There are reports of grave human rights violations in North Korea, including poor conditions in detention camps, large numbers of political prisoners, public executions and constraints on freedom of expression and opinion. The families of North Korean citizens who attempt to escape or seek asylum are often punished. The United Nations’ human rights representative on North Korea has never been allowed to visit the country. Concerns over human rights also include inadequate access to health care.
The Elders hope that peace negotiations between North and South Korea and moves to denuclearise the Korean Peninsula will achieve security and stability for both countries and for the wider North East Asian region. Within North Korea, the Elders want to see greater respect for human rights and clear indications that the government prioritises the welfare of its citizens above all.
The Elders believe conflicts cannot be resolved without dialogue. Peace on the Korean Peninsula is possible, but requires all parties to commit to talk to each other on all outstanding issues.

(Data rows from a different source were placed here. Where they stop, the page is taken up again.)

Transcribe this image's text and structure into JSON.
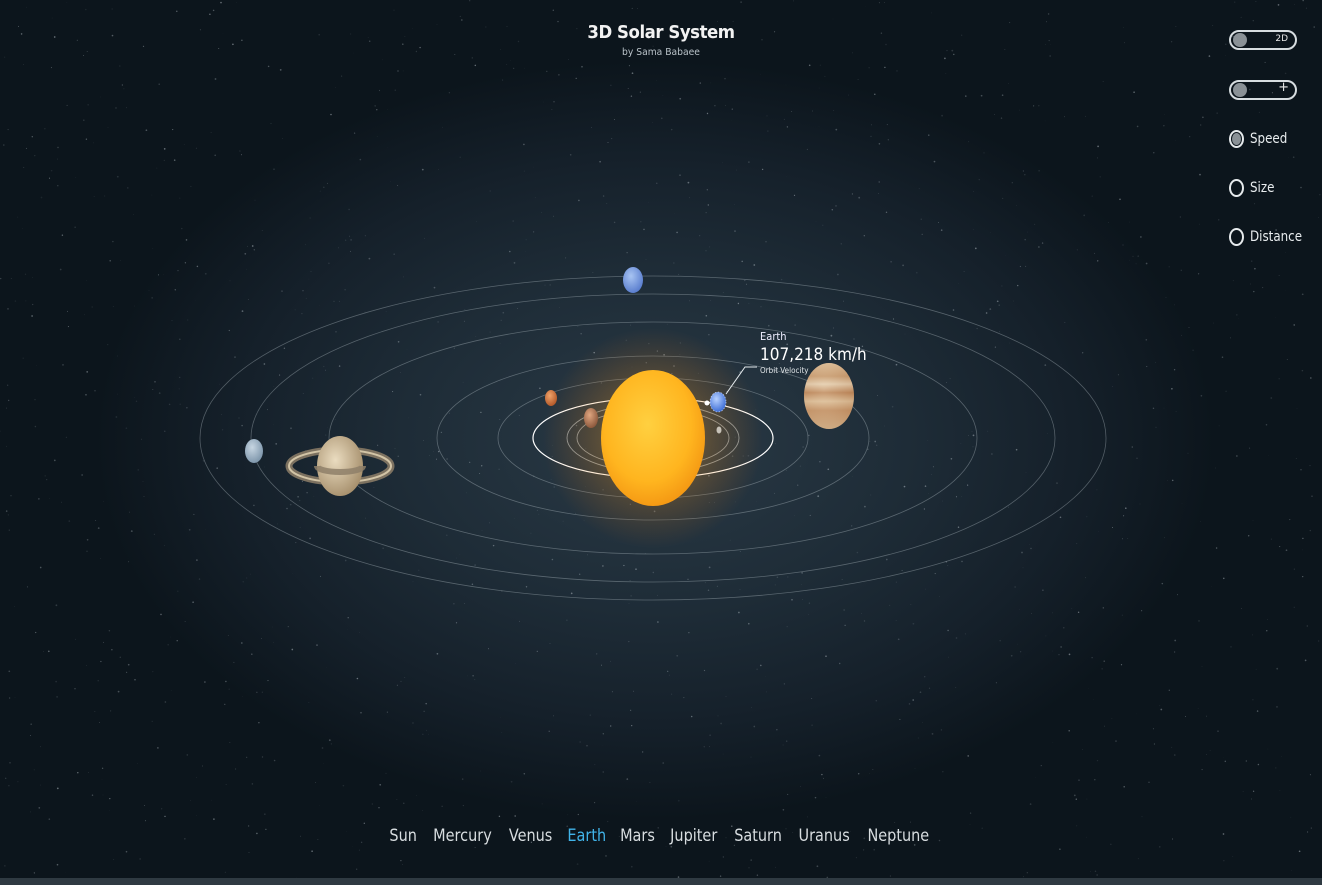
{
  "header": {
    "title": "3D Solar System",
    "author": "by Sama Babaee"
  },
  "controls": {
    "view_toggle_label": "2D",
    "zoom_toggle_label": "+",
    "options": [
      {
        "label": "Speed",
        "checked": true
      },
      {
        "label": "Size",
        "checked": false
      },
      {
        "label": "Distance",
        "checked": false
      }
    ]
  },
  "tooltip": {
    "planet": "Earth",
    "value": "107,218 km/h",
    "caption": "Orbit Velocity"
  },
  "nav": {
    "items": [
      "Sun",
      "Mercury",
      "Venus",
      "Earth",
      "Mars",
      "Jupiter",
      "Saturn",
      "Uranus",
      "Neptune"
    ],
    "active": "Earth"
  },
  "colors": {
    "accent": "#41b3e8",
    "sun": "#ffb51f",
    "background": "#1e2c37"
  }
}
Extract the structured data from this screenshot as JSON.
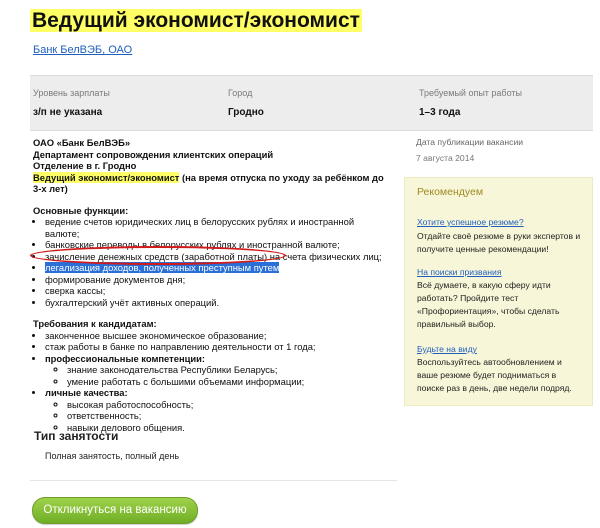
{
  "vacancy": {
    "title": "Ведущий экономист/экономист",
    "employer": "Банк БелВЭБ, ОАО"
  },
  "stats": {
    "salary": {
      "label": "Уровень зарплаты",
      "value": "з/п не указана"
    },
    "city": {
      "label": "Город",
      "value": "Гродно"
    },
    "experience": {
      "label": "Требуемый опыт работы",
      "value": "1–3 года"
    }
  },
  "description": {
    "company": "ОАО «Банк БелВЭБ»",
    "department": "Департамент сопровождения клиентских операций",
    "branch": "Отделение в г. Гродно",
    "position_highlight": "Ведущий экономист/экономист",
    "position_rest": " (на время отпуска по уходу за ребёнком до 3-х лет)",
    "functions_title": "Основные функции:",
    "functions": [
      "ведение счетов юридических лиц в белорусских рублях и иностранной валюте;",
      "банковские переводы в белорусских рублях и иностранной валюте;",
      "зачисление денежных средств (заработной платы) на счета физических лиц;",
      "легализация доходов, полученных преступным путем",
      "формирование документов дня;",
      "сверка кассы;",
      "бухгалтерский учёт активных операций."
    ],
    "requirements_title": "Требования к кандидатам:",
    "requirements": [
      "законченное высшее экономическое образование;",
      "стаж работы в банке по  направлению деятельности от 1 года;"
    ],
    "competencies_title": "профессиональные компетенции:",
    "competencies": [
      "знание законодательства Республики Беларусь;",
      "умение работать с большими объемами информации;"
    ],
    "personal_title": "личные качества:",
    "personal": [
      "высокая работоспособность;",
      "ответственность;",
      "навыки делового общения."
    ]
  },
  "employment": {
    "title": "Тип занятости",
    "value": "Полная занятость, полный день"
  },
  "apply_button": "Откликнуться на вакансию",
  "publication": {
    "label": "Дата публикации вакансии",
    "date": "7 августа 2014"
  },
  "recommend": {
    "title": "Рекомендуем",
    "items": [
      {
        "link": "Хотите успешное резюме?",
        "text": "Отдайте своё резюме в руки экспертов и получите ценные рекомендации!"
      },
      {
        "link": "На поиски призвания",
        "text": "Всё думаете, в какую сферу идти работать? Пройдите тест «Профориентация», чтобы сделать правильный выбор."
      },
      {
        "link": "Будьте на виду",
        "text": "Воспользуйтесь автообновлением и ваше резюме будет подниматься в поиске раз в день, две недели подряд."
      }
    ]
  },
  "colors": {
    "highlight": "#ffff66",
    "link": "#1f5fbf",
    "button_green": "#7fbf30",
    "annotation_circle": "#d11a1a",
    "selection": "#2a6fd6"
  }
}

The Elders call on the international community to help address urgent humanitarian needs in North Korea including on food and health issues, stressing that it should not be linked to political and security considerations. Regarding food aid, donors should be reassured by the government’s commitment to improve transparency and monitoring of food distribution, and North Korea must fulfil this obligation. Above all, food is a basic human right – international donors cannot ignore a population facing hunger and starvation because they disagree with its government.
The Elders emphasise that the North Korean government has a fundamental responsibility to provide for its own people, if necessary through appropriate policy reforms.
The Elders launched their Korean Peninsula initiative in April 2011, when a delegation led by Jimmy Carter visited China and North and South Korea to help ease tensions and address humanitarian and security challenges. Read the trip report here.
As independent Elders, they do not represent any government or seek to intervene in official processes such as the Six-Party Talks. Instead they hope to promote an atmosphere conducive to dialogue and persuade international donors to address food and health needs in North Korea.
The Elders also seek to build a dialogue with the North Korean government on its responsibilities to improve humanitarian conditions in the country.
Martti Ahtisaari, Gro Harlem Brundtland, Mary Robinson and Jimmy Carter standing in front of a bronze statue of the late North Korean leader Kim Il Sung, in North Korea, April 2011
Jimmy Carter led a delegation to North Korea, South Korea and China, accompanied by his fellow Elders Martti Ahtisaari, Gro Harlem Brundtland and Mary Robinson, to encourage dialogue and address security and humanitarian concerns. In all three countries they met senior government officials, diplomats, UN representatives, humanitarian agencies, researchers and think tanks. They were also able to meet people affected by the situation in North Korea, including refugees who had fled to South Korea.
Martti Ahtisaari and Gro Harlem Brundtland later travelled to Brussels to brief senior European Union officials on their findings. The group continues to engage in private advocacy and diplomacy on the key issues, particularly food aid to North Korea, and monitor developments closely in the region.